All of which leads us to the bloated mess that has been the
Topps Flagship of the last few years; but how does the 2013 edition compare? Unfortunately, the structure of 2013 Topps is
pretty much a cut-and-paste job. Same
330 card base set, meaningless parallels, boring inserts, stupid manufactured “Relics,”
and a near worthless hit in every box. This
year’s “value” addition are the Desert Camouflage and Pink parallels – which judging
by the mock-ups on the sell-sheet, are going to be some of the ugliest cards
ever produced.
Seriously.
Who the fuck thought of this?
Moving on, once again the insert program revolves around a
unified theme, but unlike the last few years where we’ve had Diamonds and Gold and
Reprints jammed down our throats, this year’s theme of “The Chase” is a little
more subtle. (I was expecting a gimmick card of Giorgio Moroder and a 10-card tribute insert to Chase Utley, but alas, there
are none.) There’s the die-cut Cut to
the Chase, Chasing the Dream, and Chasing History, but there are three other
inserts that don’t seem to have anything to do with the Chase theme: Calling
Cards, The Greats (which remind me of the old Topps Sterling brand), and a new
batch of mini cards, this time with the psychedelic 1972 Topps design replacing last year’s 1987s and 2011’s Kimball’s.

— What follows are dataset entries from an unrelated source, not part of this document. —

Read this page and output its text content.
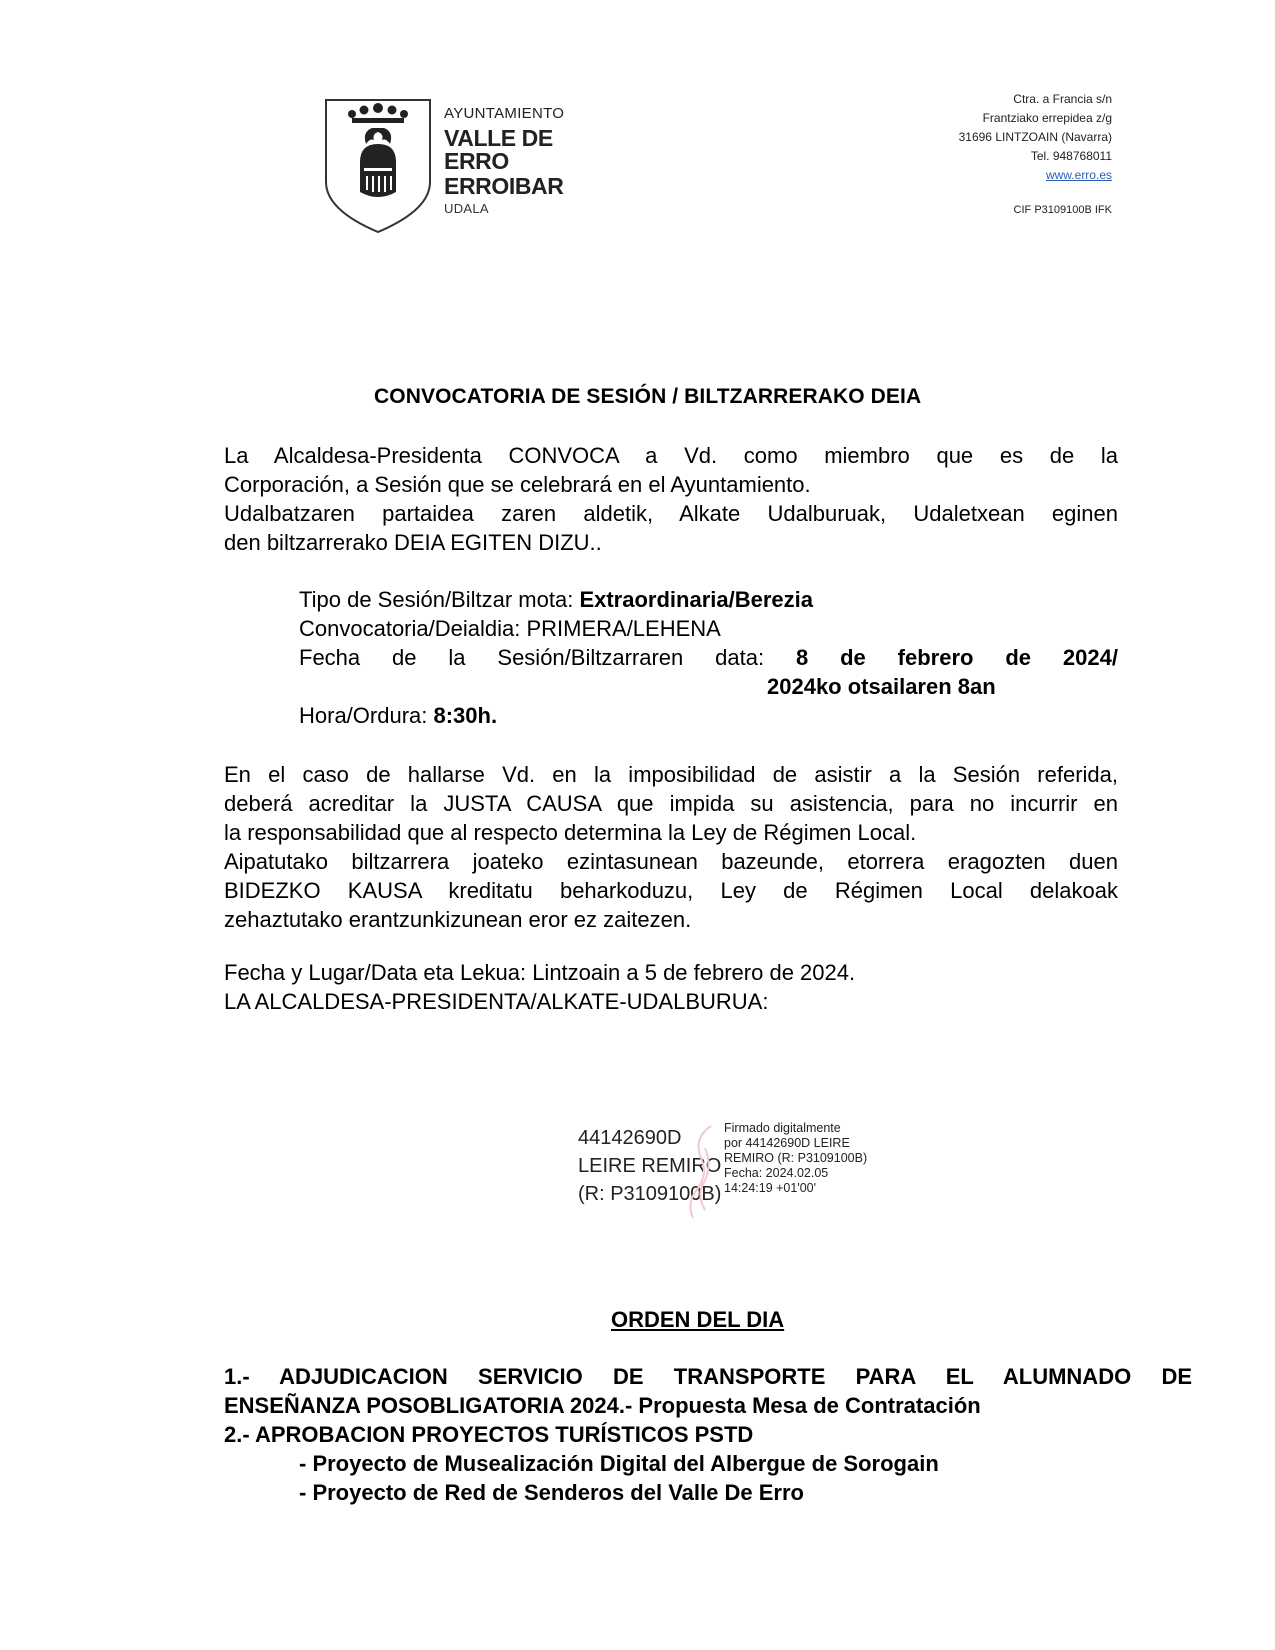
AYUNTAMIENTO
VALLE DE ERRO
ERROIBAR
UDALA
Ctra. a Francia s/n
Frantziako errepidea z/g
31696 LINTZOAIN (Navarra)
Tel. 948768011
www.erro.es
CIF P3109100B IFK
CONVOCATORIA DE SESIÓN / BILTZARRERAKO DEIA

La Alcaldesa-Presidenta CONVOCA a Vd. como miembro que es de la

Corporación, a Sesión que se celebrará en el Ayuntamiento.

Udalbatzaren partaidea zaren aldetik, Alkate Udalburuak, Udaletxean eginen

den biltzarrerako DEIA EGITEN DIZU..

Tipo de Sesión/Biltzar mota: Extraordinaria/Berezia
Convocatoria/Deialdia: PRIMERA/LEHENA
Fecha de la Sesión/Biltzarraren data: 8 de febrero de 2024/
2024ko otsailaren 8an
Hora/Ordura: 8:30h.

En el caso de hallarse Vd. en la imposibilidad de asistir a la Sesión referida,

deberá acreditar la JUSTA CAUSA que impida su asistencia, para no incurrir en

la responsabilidad que al respecto determina la Ley de Régimen Local.

Aipatutako biltzarrera joateko ezintasunean bazeunde, etorrera eragozten duen

BIDEZKO KAUSA kreditatu beharkoduzu, Ley de Régimen Local delakoak

zehaztutako erantzunkizunean eror ez zaitezen.

Fecha y Lugar/Data eta Lekua: Lintzoain a 5 de febrero de 2024.

LA ALCALDESA-PRESIDENTA/ALKATE-UDALBURUA:

44142690D
LEIRE REMIRO
(R: P3109100B)
Firmado digitalmente
por 44142690D LEIRE
REMIRO (R: P3109100B)
Fecha: 2024.02.05
14:24:19 +01'00'
ORDEN DEL DIA

1.- ADJUDICACION SERVICIO DE TRANSPORTE PARA EL ALUMNADO DE

ENSEÑANZA POSOBLIGATORIA 2024.- Propuesta Mesa de Contratación

2.- APROBACION PROYECTOS TURÍSTICOS PSTD

- Proyecto de Musealización Digital del Albergue de Sorogain

- Proyecto de Red de Senderos del Valle De Erro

Yes, there are the much-maligned manu-Relics, this year with
fake award trophies and ersatz coins.
However, there are noticeably fewer manu-Relics this year, and you kind
of have the feeling that the concept is slowing beginning to jump the
shark. It hasn’t quite yet, but Fonzie just
stepped into his water skis and the boat is about to pull out to sea. I doubt we’ll see the return of these cards
beyond 2014.
Once again you’ll get one hit in every Hobby box, and each
HTA box will yield an autograph and two “Relics.” (I put the term “Relic” in
scare-quotes because Topps actually counts the manu-Relics as a real
Relic.) Of course, all the low-numbered autographs, auto-relics, and patches are prominently displayed on multiple
pages of the sell-sheet, but you’re more than likely to pull a single-swatch
Relic or a sticker autograph of a marginal prospect or middle-inning
reliever. In other words, your
one-per-box hit will be another $0.99 eBay special.
So that’s that. 2013 Topps Baseball Series One is nothing
more than a re-hash of a product in need of a major overhaul. Looking beyond 2013 and into the long-run
(something that is sadly lacking in this industry) Topps needs to ask some
serious questions regarding their annual Flagship. Does a product like this really, really, even
need a hit in a box? If the stated goal
is to deliver “value,” wouldn’t making the Relics and autographs tougher to pull make sense? With another year of mini-sized reprints, how
many times can they keep going to the same well with a concept some collectors
are starting to tire of? Is it possible
to release their Flagship that’s more than 330 cards per series and without
foil stamping and gloss on each card?
With that all said, 2013
Topps Baseball looks good and I might actually collect it. I’ll probably wait until next summer to buy a
box, which by that time it should be selling around dealer cost. Then again, I had the same feelings about
2012 Topps around this time last year, until Topps decided to ruin it with gimmicks.
They’ll probably fuck it up
again with gimmicks, but that’s for another column.